Hamzah Muzaini is Associate Professor with the Department of Southeast Asian Studies, National University of Singapore. A cultural and heritage geographer by background, his research interests include the politics of memory and heritage in Singapore and Malaysia, and the intersections between heritage and vices in Indonesia. He is co-author of ‘Contested Memoryscapes: Politics of War Commemoration in Singapore’ (with B. Yeoh, 2016) and co-editor of ‘After Heritage: Critical Perspectives on Heritage from Below’ (with C. Minca, 2018).
Jayde Lin Roberts is Visiting Associate Professor at the Department of Architecture (DOA), College of Design and Engineering, National University of Singapore.
Prof. Roberts, an interdisciplinary scholar, combines spatial and historical analysis with ethnographic research to examine heritage-making, urban informality, and the effects of transnational networks. She was a Fulbright US Scholar in Yangon, Myanmar (2016-2018) and has published in the International Journal of Heritage Studies, Critical Asian Studies and others, as well as a monograph titled, Mapping Chinese Rangoon: Place and Nation among the Sino-Burmese. Before joining NUS, she taught Architecture and Urbanism in Asia, Architecture and Politics, and a master-level studio focusing on Indigenous knowledge at UNSW Sydney. In her teaching and research, Prof. Roberts is particularly interested in participatory and decolonizing methods.
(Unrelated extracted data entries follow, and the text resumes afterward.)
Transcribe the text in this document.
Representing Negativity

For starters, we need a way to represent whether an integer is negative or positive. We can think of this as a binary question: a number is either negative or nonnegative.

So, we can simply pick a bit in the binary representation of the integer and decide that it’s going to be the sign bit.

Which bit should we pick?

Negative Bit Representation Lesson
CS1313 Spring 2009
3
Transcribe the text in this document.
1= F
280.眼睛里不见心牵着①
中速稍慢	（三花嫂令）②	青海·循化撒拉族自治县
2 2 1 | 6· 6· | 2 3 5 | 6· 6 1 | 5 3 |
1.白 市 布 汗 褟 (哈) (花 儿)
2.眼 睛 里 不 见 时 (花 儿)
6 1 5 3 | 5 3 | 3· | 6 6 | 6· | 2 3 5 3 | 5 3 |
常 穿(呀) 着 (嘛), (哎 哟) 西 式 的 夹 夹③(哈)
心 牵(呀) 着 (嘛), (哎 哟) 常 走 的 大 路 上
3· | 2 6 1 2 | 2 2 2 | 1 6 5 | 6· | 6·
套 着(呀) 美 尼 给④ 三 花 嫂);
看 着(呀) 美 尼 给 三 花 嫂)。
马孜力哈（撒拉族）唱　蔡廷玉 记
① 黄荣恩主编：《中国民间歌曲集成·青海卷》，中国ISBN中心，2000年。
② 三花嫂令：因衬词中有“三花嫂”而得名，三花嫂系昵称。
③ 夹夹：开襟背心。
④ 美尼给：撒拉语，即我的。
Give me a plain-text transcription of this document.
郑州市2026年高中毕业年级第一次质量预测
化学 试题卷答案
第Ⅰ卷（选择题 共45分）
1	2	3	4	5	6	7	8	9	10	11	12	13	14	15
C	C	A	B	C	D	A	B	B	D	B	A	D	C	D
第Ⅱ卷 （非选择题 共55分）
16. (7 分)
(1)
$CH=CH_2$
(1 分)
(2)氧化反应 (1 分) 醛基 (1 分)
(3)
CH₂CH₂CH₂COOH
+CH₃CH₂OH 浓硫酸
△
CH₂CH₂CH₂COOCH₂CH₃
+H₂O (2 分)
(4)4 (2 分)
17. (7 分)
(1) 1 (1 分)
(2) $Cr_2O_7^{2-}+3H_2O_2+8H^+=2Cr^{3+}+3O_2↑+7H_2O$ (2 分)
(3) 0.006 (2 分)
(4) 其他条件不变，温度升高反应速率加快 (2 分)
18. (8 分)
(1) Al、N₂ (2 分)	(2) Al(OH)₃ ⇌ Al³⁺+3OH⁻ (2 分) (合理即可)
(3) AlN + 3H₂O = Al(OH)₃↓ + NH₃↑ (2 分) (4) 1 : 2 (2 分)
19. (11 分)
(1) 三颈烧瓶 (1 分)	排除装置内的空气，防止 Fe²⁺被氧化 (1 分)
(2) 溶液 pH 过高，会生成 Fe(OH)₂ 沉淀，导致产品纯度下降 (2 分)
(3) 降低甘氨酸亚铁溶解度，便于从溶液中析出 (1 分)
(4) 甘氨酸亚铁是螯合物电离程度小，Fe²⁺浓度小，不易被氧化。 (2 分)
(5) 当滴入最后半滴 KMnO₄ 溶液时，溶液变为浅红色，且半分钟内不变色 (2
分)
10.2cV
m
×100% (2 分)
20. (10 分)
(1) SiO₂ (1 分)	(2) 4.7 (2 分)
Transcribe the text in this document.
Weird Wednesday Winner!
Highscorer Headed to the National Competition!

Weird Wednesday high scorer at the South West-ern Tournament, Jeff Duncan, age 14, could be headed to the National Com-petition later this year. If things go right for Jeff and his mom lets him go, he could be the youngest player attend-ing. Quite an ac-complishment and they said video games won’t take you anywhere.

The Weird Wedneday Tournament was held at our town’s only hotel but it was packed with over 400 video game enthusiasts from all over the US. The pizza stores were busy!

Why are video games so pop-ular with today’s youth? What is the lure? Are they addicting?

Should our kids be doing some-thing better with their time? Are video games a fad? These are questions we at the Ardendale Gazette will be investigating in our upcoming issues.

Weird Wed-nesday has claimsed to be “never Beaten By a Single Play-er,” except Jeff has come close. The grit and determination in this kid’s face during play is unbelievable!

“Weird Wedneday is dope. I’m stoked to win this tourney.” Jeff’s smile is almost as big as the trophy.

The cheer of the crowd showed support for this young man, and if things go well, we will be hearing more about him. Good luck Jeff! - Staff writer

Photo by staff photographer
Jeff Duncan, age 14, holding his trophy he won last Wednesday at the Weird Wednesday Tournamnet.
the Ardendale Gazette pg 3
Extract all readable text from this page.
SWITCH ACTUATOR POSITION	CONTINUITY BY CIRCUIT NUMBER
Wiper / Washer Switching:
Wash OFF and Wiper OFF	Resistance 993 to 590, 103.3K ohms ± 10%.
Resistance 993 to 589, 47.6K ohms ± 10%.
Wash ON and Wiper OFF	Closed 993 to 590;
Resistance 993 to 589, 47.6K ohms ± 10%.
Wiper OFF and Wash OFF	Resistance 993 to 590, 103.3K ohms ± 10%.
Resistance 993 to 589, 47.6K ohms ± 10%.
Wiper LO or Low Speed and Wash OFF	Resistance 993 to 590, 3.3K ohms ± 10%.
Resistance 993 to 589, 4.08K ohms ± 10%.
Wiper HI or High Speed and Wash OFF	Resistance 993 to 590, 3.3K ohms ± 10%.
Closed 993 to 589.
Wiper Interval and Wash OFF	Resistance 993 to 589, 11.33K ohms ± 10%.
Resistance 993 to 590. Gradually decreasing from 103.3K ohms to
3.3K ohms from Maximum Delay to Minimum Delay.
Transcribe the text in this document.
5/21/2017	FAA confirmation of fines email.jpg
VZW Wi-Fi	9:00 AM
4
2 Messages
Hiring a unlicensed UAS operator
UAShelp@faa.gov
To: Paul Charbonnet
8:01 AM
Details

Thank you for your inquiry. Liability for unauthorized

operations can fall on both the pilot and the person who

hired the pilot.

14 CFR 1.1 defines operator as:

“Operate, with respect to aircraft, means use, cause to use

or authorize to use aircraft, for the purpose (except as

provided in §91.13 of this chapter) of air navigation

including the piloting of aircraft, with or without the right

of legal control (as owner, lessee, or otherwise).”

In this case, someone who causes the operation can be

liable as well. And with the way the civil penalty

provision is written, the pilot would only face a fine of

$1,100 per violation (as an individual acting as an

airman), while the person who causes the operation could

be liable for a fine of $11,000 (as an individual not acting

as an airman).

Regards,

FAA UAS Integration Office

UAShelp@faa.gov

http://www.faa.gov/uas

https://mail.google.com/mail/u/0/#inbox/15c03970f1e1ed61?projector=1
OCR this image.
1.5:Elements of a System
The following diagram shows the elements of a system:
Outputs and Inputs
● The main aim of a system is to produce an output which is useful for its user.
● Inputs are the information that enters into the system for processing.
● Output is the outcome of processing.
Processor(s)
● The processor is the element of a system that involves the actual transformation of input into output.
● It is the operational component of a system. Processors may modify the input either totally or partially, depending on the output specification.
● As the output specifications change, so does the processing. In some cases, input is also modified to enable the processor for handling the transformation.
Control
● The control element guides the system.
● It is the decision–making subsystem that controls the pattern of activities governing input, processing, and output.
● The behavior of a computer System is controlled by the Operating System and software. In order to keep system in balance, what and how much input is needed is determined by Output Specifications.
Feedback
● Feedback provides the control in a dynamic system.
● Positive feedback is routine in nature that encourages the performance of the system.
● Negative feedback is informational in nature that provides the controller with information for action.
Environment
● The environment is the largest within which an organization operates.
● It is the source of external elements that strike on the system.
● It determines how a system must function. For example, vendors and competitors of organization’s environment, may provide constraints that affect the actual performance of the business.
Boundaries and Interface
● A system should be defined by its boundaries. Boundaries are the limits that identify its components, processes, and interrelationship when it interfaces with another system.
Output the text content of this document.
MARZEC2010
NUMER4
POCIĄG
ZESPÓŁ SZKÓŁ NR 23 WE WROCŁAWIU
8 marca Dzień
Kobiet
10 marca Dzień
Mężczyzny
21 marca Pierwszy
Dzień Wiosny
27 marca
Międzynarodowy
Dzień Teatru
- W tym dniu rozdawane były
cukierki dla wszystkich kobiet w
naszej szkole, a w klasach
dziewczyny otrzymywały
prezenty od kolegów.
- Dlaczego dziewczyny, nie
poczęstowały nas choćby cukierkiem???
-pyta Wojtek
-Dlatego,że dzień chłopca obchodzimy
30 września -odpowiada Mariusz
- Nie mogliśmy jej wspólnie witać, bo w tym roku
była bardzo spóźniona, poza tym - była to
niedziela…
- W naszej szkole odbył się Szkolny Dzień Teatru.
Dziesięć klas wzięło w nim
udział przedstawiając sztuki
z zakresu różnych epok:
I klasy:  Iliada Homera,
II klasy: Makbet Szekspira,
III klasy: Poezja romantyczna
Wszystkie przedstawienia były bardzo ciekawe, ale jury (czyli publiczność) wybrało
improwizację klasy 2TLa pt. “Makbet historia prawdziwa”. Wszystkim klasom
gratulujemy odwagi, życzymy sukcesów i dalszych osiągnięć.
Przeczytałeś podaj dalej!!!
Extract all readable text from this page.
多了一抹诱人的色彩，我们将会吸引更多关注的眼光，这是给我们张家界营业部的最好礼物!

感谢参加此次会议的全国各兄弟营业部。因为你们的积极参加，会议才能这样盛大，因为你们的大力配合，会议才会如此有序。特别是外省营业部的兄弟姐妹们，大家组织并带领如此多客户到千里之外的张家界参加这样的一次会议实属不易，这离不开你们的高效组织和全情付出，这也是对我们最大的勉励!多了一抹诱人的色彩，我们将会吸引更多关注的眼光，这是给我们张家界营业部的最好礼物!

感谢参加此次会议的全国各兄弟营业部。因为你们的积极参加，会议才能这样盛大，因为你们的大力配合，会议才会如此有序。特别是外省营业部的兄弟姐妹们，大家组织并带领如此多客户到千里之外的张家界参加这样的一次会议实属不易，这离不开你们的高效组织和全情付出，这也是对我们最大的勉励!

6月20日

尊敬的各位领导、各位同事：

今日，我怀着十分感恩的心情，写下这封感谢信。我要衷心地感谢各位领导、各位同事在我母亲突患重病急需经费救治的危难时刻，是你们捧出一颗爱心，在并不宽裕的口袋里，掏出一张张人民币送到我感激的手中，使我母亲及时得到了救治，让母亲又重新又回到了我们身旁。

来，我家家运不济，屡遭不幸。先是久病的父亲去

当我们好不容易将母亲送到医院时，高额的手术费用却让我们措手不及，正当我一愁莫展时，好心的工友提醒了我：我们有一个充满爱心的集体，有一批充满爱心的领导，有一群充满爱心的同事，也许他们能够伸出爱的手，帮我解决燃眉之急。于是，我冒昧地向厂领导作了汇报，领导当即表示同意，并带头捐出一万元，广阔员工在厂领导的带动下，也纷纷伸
Daliana Suryawinata is a co-founder of SHAU Indonesia and the Netherlands alongside Florian Heinzelmann. SHAU has designed and realised masterplans, public parks, and cultural centres, and works with communities on microlibraries and public spaces. SHAU won the Ammodo Awards for Social Architecture 2025 for the ‘Kampung Mrican’ village revitalisation in Yogyakarta. SHAU’s microlibraries have also received numerous awards, including the ARCASIA Gold Award 2024 and the Holcim Asia-Pacific Award in 2017. Earlier, she worked with Yori Antar and Andra Matin in Indonesia, and then with OMA, MVRDV, and West8 in the Netherlands. She is currently a part-time Associate Professor at Monash University Indonesia and has previously taught at the Berlage Institute and TU Delft. In 2025, Daliana was recognised in RIBA’s publication ‘100 Women Architects in Practice‘.